新エネルギー・産業技術総合開発機構(NEDO)と技術研究組合光電子融合基盤技術研究所(PETRA),沖電気工業(OKI)は,光信号を電気信号に変換する素子であるフォトダイオードの小型化と高感度化を両立させる技術の開発に成功し,シリコンフォトニクス技術により他の光素子と集積可能なフォトダイオードとして,1600nm波長帯の光に対して世界最高となる21.8A/Wの受光感度を達成した(ニュースリリース)。
超高速,同時多数接続,低遅延の通信サービスを提供する第5世代移動通信(5G)ネットワークを世の中の隅々まで普及させるためには,設置場所を選ばない手のひらサイズの小型のスモールセル基地局装置が必要で,それに内蔵できる超小型の光トランシーバーの実現が待望されている。

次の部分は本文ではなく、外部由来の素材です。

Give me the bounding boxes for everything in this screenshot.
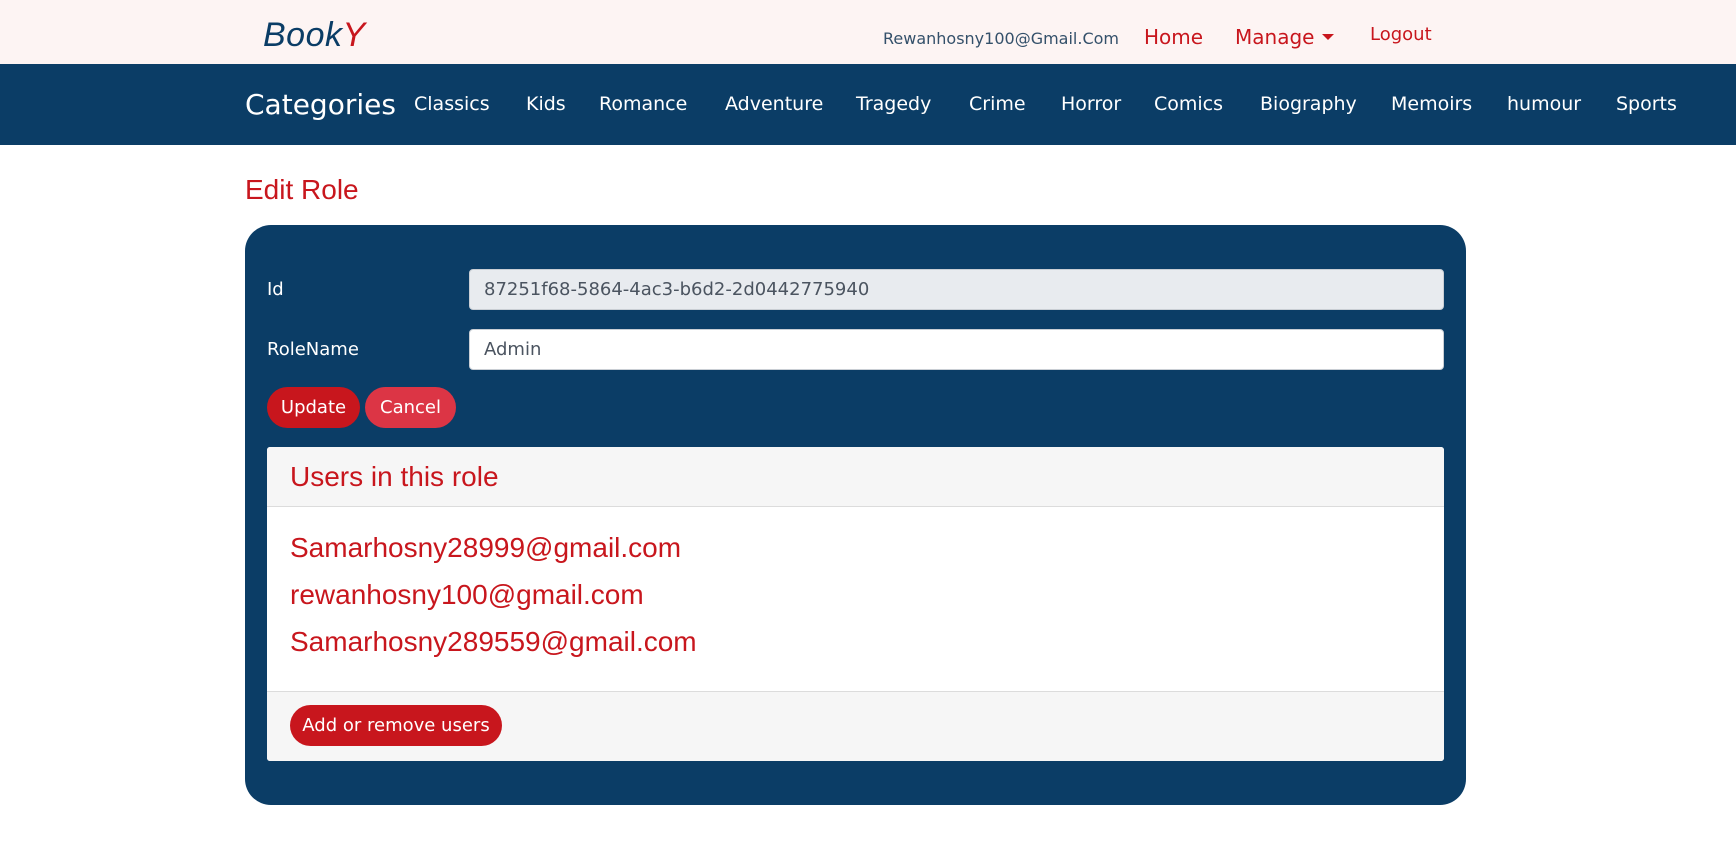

研究グループは今回,アバランシェフォトダイオード(APD)の原理を利用してフォトダイオードを開発した。一般に,APDでは,受光に伴って発生する電子の流れを,電界をかけた増倍領域において増幅することにより高い受光感度が得られる。これまで化合物半導体を用いたAPDでは,非常に高い受光感度が達成されていたが,他の光素子との集積化は難しく,製造コストも高くなる課題があった。
一方,他の光素子との集積化が容易で,製造コストを安価にできるシリコンフォトニクス技術を用いたAPDでは,シリコン光導波路の上に増倍領域とゲルマニウムからなる光吸収領域を順次積み重ね,さらに光吸収領域の上に電極を設ける構造が報告されていたが,十分な受光感度を得ることができなかった。
今回開発したフォトダイオードでは,光アクセスネットワークで近年利用が始まった1600nm波長帯の光に対して高い受光感度を得るために,ゲルマニウム光吸収領域上に電極を持たない構造をとることにより,光吸収領域における光損失の低減を図った。
その結果,シリコンフォトニクスにより他の光素子と集積可能な構造のフォトダイオードとして,1600nm波長帯の光に対して世界最高となる受光感度21.8A/Wを実現して,5Gネットワークに十分適用可能な性能を達成した。また,増倍領域をシリコン光導波路の中に設ける独自のシンプルな構造を採用したことにより,大量生産技術が確立している安価なCMOSプロセスでの製造が可能となったという。
研究グループは,今後,今回の開発素子を含め,光源や光変調器などの全ての光素子をシリコンチップ上に集積化することにより,超小型光トランシーバーを実現し,5Gネットワークのスモールセル基地局装置に搭載される光通信ユニットの超小型化・低消費電力化に貢献するとしている。